The London Marathon took a lot out of me. In particular, the vegan diet really ruined my eating out!
So, once the marathon was over, I went BIG.
One of my favourite foodies, @anicaparmar, held her birthday party at Street Feast, Dalston.
After a 30 minute queue to get in
I headed straight to @Smokestak for some of their legendary smoked goods.
(LOOK AT THAT BRISKET!)
Gutted to find out that their USDA beef rib (or as the kid in front of me called it, USEDA beef rib) was sold out, I opted for the second best option:
The pork ribs were everything you could hope for – smokey, sticky and melt-in-mouth tender. The perfect start to my street feast.
Having finished my starter, I headed to @rolawala for some “twisted Indian Food”:
I was rewarded for choosing the vegetarian dish (beetroot dal, topped with paneer and sitting on a crisp flatbread), which was surprisingly refreshing.
After a round of gin at @ginstore, home of 44 different types of gin,
I had a quick scout around to find my next pitstop
when the crunchy nut fried chicken @breddostacos caught my attention:
It tasted even better than it looked (it looked so good, at least 10 people asked me where I got it from!). The slight sweetness of the crunchy nut coating really complemented the spicy mayo and the perfectly cooked chicken.
Given the constant queues @you_doughnut, it was unsurprising that their famous salt caramel sauce had sold out. Opting for a medium (it was huge!) with strawberry and lime sauce and all the toppings:
Seriously, if you get the chance, go and visit Street Feast. You won’t regret it
Summer time means BBQ. Normally, I would head to Pitt Cue. However, having heard great things about Berber & Q, I headed over to Haggerston with a couple of South Africans
To ensure that I got my BBQ fix, I ordered almost everything from the menu:
including the growler, a 1.7 litre specialty beer (very, very drinkable!)
My favourite dishes were the spiced pork belly, the hand pulled lamb and the wonderfully innovative cauliflower schwarma. The beef rib, however, was a bit dry and required constant dipping in the house sauce.
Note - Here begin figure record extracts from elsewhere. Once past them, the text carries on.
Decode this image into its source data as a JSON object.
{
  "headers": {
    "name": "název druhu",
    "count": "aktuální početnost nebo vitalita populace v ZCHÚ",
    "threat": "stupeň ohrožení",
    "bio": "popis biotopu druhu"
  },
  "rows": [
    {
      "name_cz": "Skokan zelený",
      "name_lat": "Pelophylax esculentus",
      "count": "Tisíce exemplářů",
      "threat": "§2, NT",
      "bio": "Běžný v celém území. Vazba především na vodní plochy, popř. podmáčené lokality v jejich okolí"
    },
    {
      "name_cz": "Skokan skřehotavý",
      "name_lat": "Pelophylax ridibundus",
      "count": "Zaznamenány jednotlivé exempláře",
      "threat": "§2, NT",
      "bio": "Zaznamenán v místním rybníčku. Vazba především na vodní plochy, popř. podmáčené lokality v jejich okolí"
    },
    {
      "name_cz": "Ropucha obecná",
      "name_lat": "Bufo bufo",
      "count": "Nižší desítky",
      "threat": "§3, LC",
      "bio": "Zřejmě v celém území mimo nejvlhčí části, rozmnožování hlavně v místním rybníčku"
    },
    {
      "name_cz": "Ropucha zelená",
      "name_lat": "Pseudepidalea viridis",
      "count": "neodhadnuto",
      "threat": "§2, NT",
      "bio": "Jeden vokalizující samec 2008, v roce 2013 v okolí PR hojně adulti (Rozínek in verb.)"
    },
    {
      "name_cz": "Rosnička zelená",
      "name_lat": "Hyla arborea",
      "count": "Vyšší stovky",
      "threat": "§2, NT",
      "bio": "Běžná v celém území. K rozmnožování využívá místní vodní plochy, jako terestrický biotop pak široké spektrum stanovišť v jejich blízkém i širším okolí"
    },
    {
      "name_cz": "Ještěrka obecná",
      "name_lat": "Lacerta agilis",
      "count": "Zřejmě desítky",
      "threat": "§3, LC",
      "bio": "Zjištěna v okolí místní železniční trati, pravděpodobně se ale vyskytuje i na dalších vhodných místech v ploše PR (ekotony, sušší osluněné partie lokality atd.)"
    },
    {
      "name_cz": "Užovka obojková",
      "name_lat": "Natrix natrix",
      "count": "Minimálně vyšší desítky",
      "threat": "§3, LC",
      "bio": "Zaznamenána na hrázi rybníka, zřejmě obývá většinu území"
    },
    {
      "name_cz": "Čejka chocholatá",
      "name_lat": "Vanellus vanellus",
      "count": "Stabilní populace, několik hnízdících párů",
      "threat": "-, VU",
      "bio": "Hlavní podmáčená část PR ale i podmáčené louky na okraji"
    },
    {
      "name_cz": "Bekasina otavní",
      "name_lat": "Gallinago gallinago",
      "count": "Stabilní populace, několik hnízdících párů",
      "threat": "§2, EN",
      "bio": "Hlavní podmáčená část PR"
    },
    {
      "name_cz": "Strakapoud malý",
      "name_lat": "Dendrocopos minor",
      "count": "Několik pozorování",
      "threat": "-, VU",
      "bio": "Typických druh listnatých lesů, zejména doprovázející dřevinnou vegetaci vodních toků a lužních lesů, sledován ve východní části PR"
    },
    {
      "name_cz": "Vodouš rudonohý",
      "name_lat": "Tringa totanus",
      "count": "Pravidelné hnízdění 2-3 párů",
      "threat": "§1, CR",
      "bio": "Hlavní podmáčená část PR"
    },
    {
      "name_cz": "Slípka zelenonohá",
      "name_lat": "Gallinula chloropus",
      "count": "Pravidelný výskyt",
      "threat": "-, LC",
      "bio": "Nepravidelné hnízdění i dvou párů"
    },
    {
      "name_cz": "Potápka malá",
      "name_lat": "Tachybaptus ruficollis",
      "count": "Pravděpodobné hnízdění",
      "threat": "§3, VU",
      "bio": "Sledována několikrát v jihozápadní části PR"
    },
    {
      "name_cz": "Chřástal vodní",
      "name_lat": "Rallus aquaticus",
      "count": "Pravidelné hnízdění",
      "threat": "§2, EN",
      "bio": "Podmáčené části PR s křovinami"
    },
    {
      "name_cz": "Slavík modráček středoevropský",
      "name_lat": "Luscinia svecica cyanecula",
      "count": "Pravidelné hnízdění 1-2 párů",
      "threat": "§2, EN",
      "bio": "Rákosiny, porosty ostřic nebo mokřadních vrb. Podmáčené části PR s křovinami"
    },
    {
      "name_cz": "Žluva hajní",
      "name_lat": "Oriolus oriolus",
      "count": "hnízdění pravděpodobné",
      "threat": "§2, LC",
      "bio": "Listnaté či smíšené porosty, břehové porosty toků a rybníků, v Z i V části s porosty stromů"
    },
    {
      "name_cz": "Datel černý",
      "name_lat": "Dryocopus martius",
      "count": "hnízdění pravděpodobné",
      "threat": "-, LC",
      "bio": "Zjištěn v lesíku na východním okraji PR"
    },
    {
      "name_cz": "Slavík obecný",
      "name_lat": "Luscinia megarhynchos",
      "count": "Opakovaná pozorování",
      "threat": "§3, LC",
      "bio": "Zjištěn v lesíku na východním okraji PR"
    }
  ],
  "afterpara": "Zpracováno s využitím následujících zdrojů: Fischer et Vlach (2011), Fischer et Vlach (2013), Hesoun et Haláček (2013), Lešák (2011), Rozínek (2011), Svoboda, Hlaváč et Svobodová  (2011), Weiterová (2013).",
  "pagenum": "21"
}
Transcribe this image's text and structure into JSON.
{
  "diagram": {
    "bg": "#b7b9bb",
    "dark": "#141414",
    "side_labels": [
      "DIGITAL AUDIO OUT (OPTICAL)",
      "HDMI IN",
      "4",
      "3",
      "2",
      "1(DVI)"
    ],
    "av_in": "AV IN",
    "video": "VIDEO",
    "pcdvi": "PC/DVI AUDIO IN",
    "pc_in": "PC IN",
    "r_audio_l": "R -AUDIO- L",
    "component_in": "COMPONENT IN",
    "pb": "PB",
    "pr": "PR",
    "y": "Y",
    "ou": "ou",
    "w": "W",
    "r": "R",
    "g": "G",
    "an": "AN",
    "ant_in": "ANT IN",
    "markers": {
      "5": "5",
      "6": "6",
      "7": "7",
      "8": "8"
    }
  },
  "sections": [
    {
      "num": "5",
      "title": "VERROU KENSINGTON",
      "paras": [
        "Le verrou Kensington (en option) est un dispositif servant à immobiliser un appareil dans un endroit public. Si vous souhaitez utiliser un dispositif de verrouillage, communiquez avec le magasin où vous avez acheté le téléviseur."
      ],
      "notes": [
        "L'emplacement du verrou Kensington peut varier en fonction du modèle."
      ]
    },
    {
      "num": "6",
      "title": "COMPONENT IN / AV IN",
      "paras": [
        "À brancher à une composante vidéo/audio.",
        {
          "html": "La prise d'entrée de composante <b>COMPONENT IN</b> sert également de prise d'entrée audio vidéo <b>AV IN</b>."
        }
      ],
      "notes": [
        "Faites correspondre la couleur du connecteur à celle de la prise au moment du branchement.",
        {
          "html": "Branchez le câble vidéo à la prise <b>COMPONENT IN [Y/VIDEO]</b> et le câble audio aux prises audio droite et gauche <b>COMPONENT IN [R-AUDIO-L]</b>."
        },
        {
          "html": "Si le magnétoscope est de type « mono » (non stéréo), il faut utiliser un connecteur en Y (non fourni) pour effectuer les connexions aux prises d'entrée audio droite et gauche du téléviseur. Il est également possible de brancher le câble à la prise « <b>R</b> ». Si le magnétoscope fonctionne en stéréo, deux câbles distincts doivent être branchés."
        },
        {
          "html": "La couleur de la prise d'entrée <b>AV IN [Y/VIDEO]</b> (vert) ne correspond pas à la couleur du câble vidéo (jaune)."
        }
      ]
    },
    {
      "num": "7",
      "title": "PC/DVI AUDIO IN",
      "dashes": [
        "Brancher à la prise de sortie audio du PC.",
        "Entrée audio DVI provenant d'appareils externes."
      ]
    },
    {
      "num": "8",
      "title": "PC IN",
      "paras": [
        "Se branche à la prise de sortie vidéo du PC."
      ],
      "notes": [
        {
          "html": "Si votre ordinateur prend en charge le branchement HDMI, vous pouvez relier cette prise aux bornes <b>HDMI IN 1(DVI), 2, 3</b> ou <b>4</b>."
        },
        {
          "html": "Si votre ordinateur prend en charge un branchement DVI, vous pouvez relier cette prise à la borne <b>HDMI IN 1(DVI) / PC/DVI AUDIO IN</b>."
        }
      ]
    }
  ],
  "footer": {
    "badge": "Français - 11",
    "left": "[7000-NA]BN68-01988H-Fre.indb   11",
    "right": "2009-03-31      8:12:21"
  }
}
On a side note, the toilets at Berber and Q are very cool! Not only is there a distinct Turkish theme, Turkish radio also plays whilst you go about your business!
Having heard that Koya was closing down (sad times) I headed down to Soho with HS and Chowdberry. However, other people seemed to have the same idea as the queue was insane!
We went to Koya bar instead and were not disappointed:
I opted for the chilled Hiyashi Udon with fried and raw garlic mustard and sesame sauce:
So simple, yet so effective! Perfect for a summers evening
Working in Moorgate has its benefits. In addition to the newly opened Broadgate circle, which houses the wonderful Franco Manca, Shoryu and José Pizarro, food pop-ups in the area start all the time!
The most recent addition is @thehungrydonkey, which was handing out free souvlaki wraps to its social media followers. Not one to miss a free lunch, I headed over to see what they were all about.
Before I had even walked in, the delicious scent of roasting meat was already filling my nose!
The friendly waitress convinced me to try the unusual boar/pork sausage option, which I supplemented with a slice of manouri cheesecake for dessert:
The soft (yet crisp) flatbread housed a smokey – almost gamey – sausage, sweet cherry tomatoes and slices of red onion, all smothered in a paprika mayo. The manouri cheesecake was brilliant! Manouri cheese, a by product of making feta cheese, has a deeply creamy texture and is ever so slightly savoury – making it the perfect partner for the sweet and crunchy biscuit base.
The Hungry Donkey is a great addition to the lunch scene in Moorgate and I’m already looking forward to trying the galaktoboureko next week!
Playing with Simba for a couple of days:
Trying out the new climbing wall from the Arch Climbing Wall:
Particularly impressed with the “tunnel” and the parkour style training area.
Another meal at the Regency
God I love the chilli mogo here!
Decapitating Colin the Caterpillar….
Climbing at Mile End:
The routes here are, for me, more challenging and dynamic than those at The Arch.